I asked Debdas to tell me about his childhood, and how he first came to meet his friend, and taking another puff of his chillum, he began his story.
“I was born in a village about fifteen miles from that of Kanai, not very far from Tarapith,” he said, exhaling another great cloud of smoke, and passing the chillum to Kanai’s waiting fingers, and helping his friend lift it to his mouth. “But we were from very different backgrounds. My father was a purohit, the Brahmin of the village Kali temple. My father and I always had very different values. He was obsessed with his idols and his round of pujas. I was also pious, but I never embraced that sort of ritualistic religion. I didn’t know what was in, or not in, the piece of stone in the sanctuary of my father’s temple: how could I? How can anyone? For me, from the time I was very young, the company I kept was always more important to me than idols or rituals, status or material comforts.

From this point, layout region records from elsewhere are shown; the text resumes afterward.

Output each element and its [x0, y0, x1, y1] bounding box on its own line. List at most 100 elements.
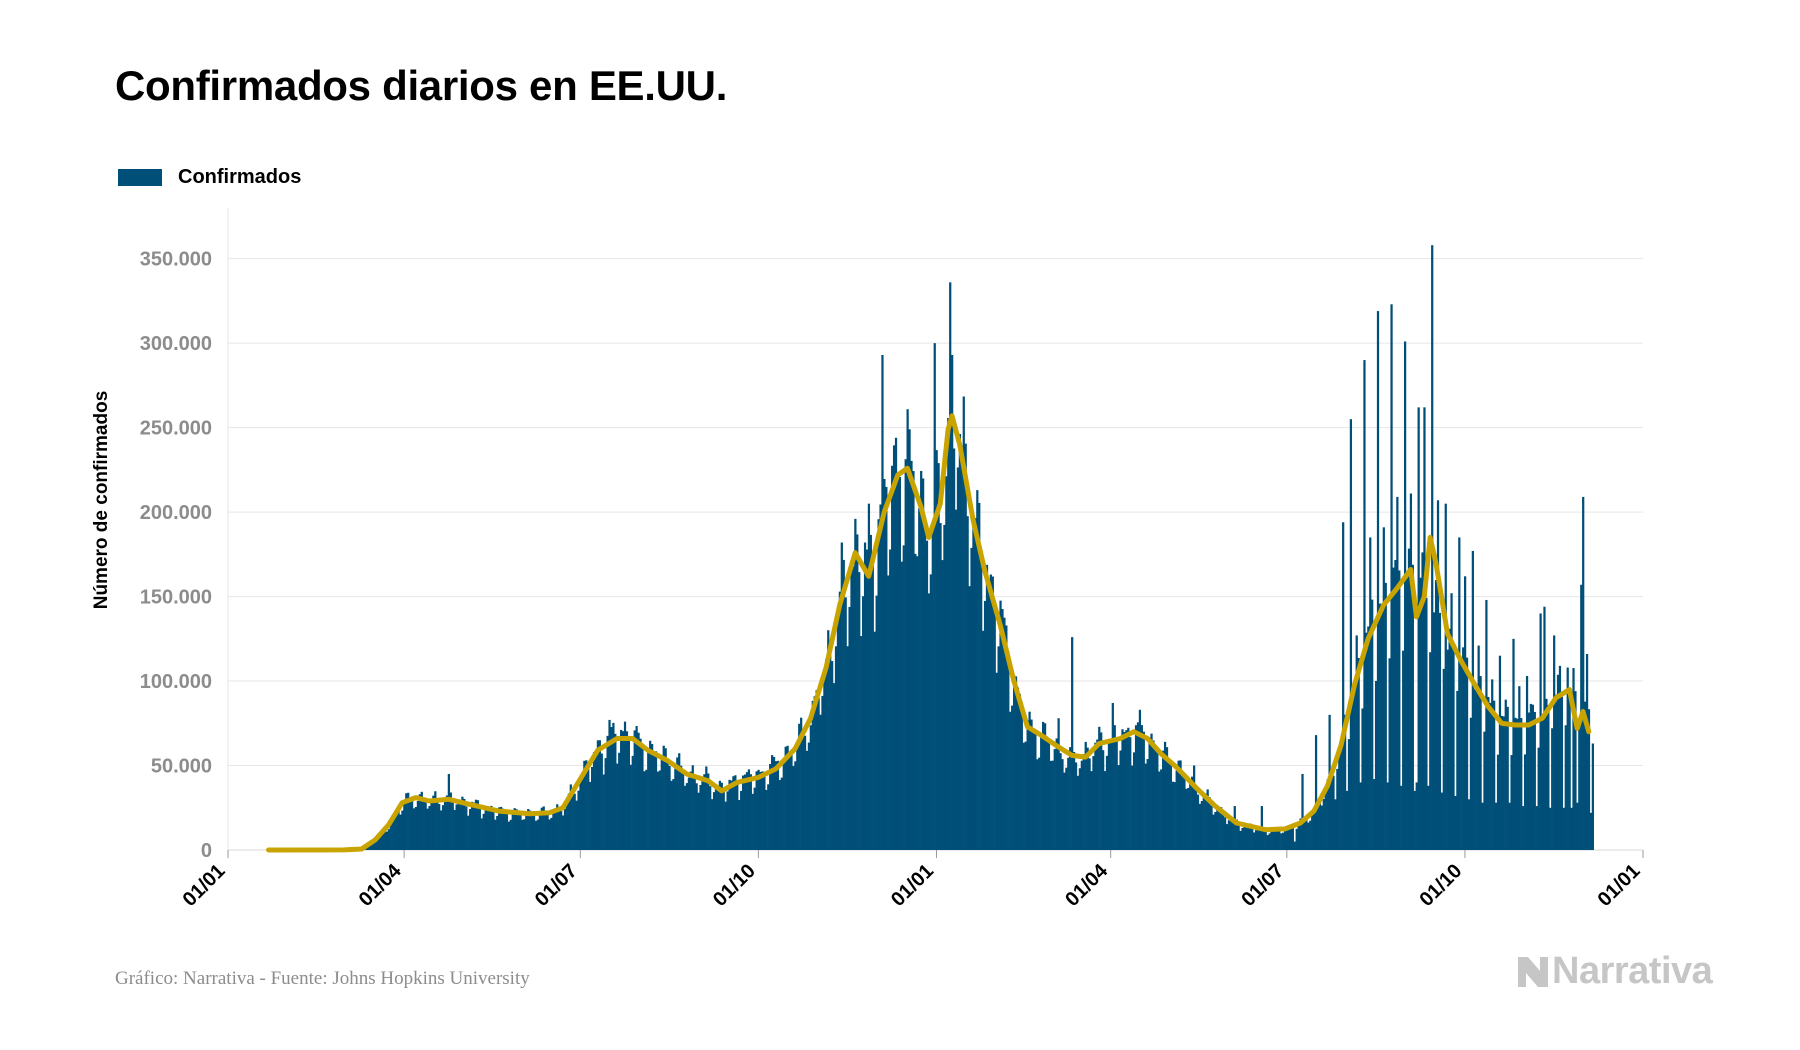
bar: [1020, 702, 1023, 850]
bar: [1179, 760, 1182, 850]
bar: [544, 811, 547, 850]
bar: [1254, 830, 1258, 850]
bar: [1086, 747, 1089, 850]
bar: [1359, 782, 1362, 850]
bar: [709, 786, 712, 850]
bar: [941, 560, 944, 850]
bar: [1287, 826, 1291, 850]
bar: [1585, 654, 1589, 850]
bar: [1200, 800, 1203, 850]
bar: [958, 433, 962, 850]
bar: [982, 630, 985, 850]
y-tick-label: 350.000: [140, 249, 212, 271]
bar: [1282, 832, 1285, 850]
bar: [1204, 793, 1207, 850]
bar: [892, 445, 896, 850]
bar: [525, 812, 528, 850]
bar: [1314, 735, 1318, 850]
bar: [1554, 694, 1558, 850]
bar: [1338, 754, 1341, 850]
bar: [627, 736, 631, 850]
bar: [573, 793, 576, 850]
bar: [1092, 756, 1095, 850]
bar: [1539, 613, 1542, 850]
bar: [815, 690, 818, 850]
bar: [1251, 826, 1254, 850]
bar: [902, 545, 905, 850]
bar: [1508, 802, 1511, 850]
bar: [805, 750, 809, 850]
bar: [585, 760, 588, 850]
bar: [1545, 698, 1548, 850]
bar: [623, 721, 627, 850]
bar: [517, 810, 520, 850]
bar: [1535, 806, 1538, 850]
bar: [761, 771, 764, 850]
bar: [658, 770, 661, 850]
bar: [680, 765, 683, 850]
bar: [1367, 626, 1370, 850]
bar: [962, 396, 965, 850]
bar: [1405, 573, 1409, 850]
bar: [1343, 714, 1347, 850]
bar: [1038, 757, 1041, 850]
bar: [1524, 754, 1527, 850]
bar: [1564, 725, 1567, 850]
bar: [983, 600, 987, 850]
chart-title: Confirmados diarios en EE.UU.: [115, 62, 728, 109]
bar: [1220, 807, 1223, 850]
bar: [1454, 795, 1457, 850]
bar: [966, 516, 969, 850]
bar: [1063, 772, 1066, 850]
y-tick-label: 150.000: [140, 587, 212, 609]
bar: [536, 819, 540, 850]
bar: [1553, 635, 1556, 850]
bar: [1462, 647, 1465, 850]
bar: [1415, 782, 1418, 850]
bar: [459, 800, 462, 850]
bar: [1283, 828, 1287, 850]
bar: [403, 800, 406, 850]
bar: [1026, 720, 1029, 850]
bar: [1071, 637, 1074, 850]
bar: [722, 790, 725, 850]
bar: [817, 698, 820, 850]
y-axis: 0 50.000 100.000 150.000 200.000 250.000 300.0…: [140, 249, 212, 862]
bar: [1463, 576, 1467, 850]
bar: [1293, 841, 1296, 850]
bar: [1520, 718, 1523, 850]
bar: [929, 574, 932, 850]
bar: [498, 807, 501, 850]
bar: [807, 742, 811, 850]
bar: [1169, 762, 1173, 850]
bar: [1512, 638, 1515, 850]
bar: [749, 774, 752, 850]
bar: [1448, 628, 1451, 850]
bar: [1576, 802, 1579, 850]
bar: [530, 814, 534, 850]
bar: [999, 600, 1002, 850]
x-tick-label: 01/01: [1594, 860, 1645, 911]
bar: [865, 549, 869, 850]
brand-name: Narrativa: [1552, 950, 1713, 992]
bar: [432, 795, 435, 850]
bar: [643, 771, 646, 850]
bar: [776, 760, 780, 850]
bar: [1388, 658, 1391, 850]
bar: [457, 800, 460, 850]
bar: [1136, 722, 1140, 850]
bar: [780, 777, 783, 850]
bar: [581, 774, 584, 850]
bar: [906, 409, 909, 850]
bar: [1419, 577, 1422, 850]
bar: [743, 774, 747, 850]
bar: [422, 798, 425, 850]
bar: [995, 672, 998, 850]
bar: [1059, 753, 1062, 850]
bar: [1003, 617, 1006, 850]
bar: [1069, 747, 1072, 850]
bar: [1386, 782, 1389, 850]
bar: [552, 813, 555, 850]
bar: [670, 780, 673, 850]
bar: [1158, 771, 1161, 850]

“My best friend was a little Muslim boy, Anwar. His father made beedi cigarettes at the other end of the village. My father would smoke the beedis, but before he lit them he would always touch them against cow dung to purify them. He would pressure me not to mix so widely, and if I drank water in a Muslim house, he would make me have a bath before he let me inside our home. There was a house of some Bairagi sadhus in the village who sang wonderful Baul songs, and Krishna bhajans, and my father didn’t like me going there either. I even shared cigarettes with the [untouchable] Doms who ran the village cremation ground. Even when I was very young, my mind was full of doubts about all these boundaries and restrictions my father thought were so important.
“It was the songs of the Bauls that lured me towards their path. In our locality lived the great singer Sudhir Das Baul. One day, the schoolmaster invited him to come and sing to us on the feast of Saraswati Puja. I was thirteen or fourteen, and then and there I lost my heart to his music! He had such a voice, and such spirit: he could take a rasa to its very essence.”
“Oh, he was marvellous!” interjected Kanai, leaning forward, sightless eyes gazing upwards, with folded hands. “What a voice!”
“It was after hearing him,” said Debdas, “that I made up my mind to become a Baul and sing the songs of Krishna. After some time, I went and visited him at his home, and told him I wanted to learn music. So Sudhir said, ‘If you want to become a Baul you must attend the great festival at Kenduli.’ He called it ‘the great festival of the Enlightened.’ He told me the date—it’s always at the middle or towards the end of January—and promised to take me along.
“I knew that my family would never allow it, so when the day came, I climbed the walls of the house and slipped out without telling anyone where I was going. I had agreed to meet Sudhir at the station in time to catch the 4 a.m. train to Shantiniketan. From the station there we walked on foot to the mela.
“The mela was beyond my dreams: you can see for yourself what it is like. The atmosphere was wonderful—the music-making, the dancing, the rapture, the matajis putting hair oil on the babajis, the intoxication of the madmen, the joy, the freedom … I drank in the pure life of those Bauls, and understood for the first time the real pleasure of living. It made me yearn to roam through the world and escape from my village life.”
“And you never told your parents where you were?”
Kanai giggled.
“Wait,” said Debdas, smiling. “We’ll come to that.
“For four days I walked the lanes of the festival, happier than I had ever been, meeting the Bauls and learning their songs. On the fourth day, as everyone began to pack up, I asked Sudhir Das, ‘What do I do now?’ I hadn’t left my parents a note—nothing. He advised me to go back home quietly, and he took me back on the train, holding my hand to give me courage. We parted at the station, and I headed home. But I was frightened of what my father would say, so I doubled back and went to the home of my Muslim friend, Anwar, and ate there.
“By now it was dusk, and it was only after dark that I finally headed back home. Nobody said a word as I walked in. In silence I washed at the pump, but just as I was entering the house, my father stopped me and asked me to sit in the courtyard. My mother understood what was about to happen, and called me to join her in the kitchen, but just then my elder brother, who was the village police chief, blocked my way. He shouted at me that I had dishonoured the family, and that I was a good-for-nothing who only mixed with Muslims and vagrants. He said that he would teach me a lesson that I would never forget.
“He had his lathi with him, and he began beating me with it. My father joined in, using his wooden slippers. For nearly an hour they both beat me—it seemed like much longer, at that age things hurt more—until eventually the neighbours had to come and separate us. Then they kicked me out of the courtyard into the street. I sat there shuddering with tears, hurting both inside and out. There were welts all over my back, my shorts were torn and my shirt was covered in blood.”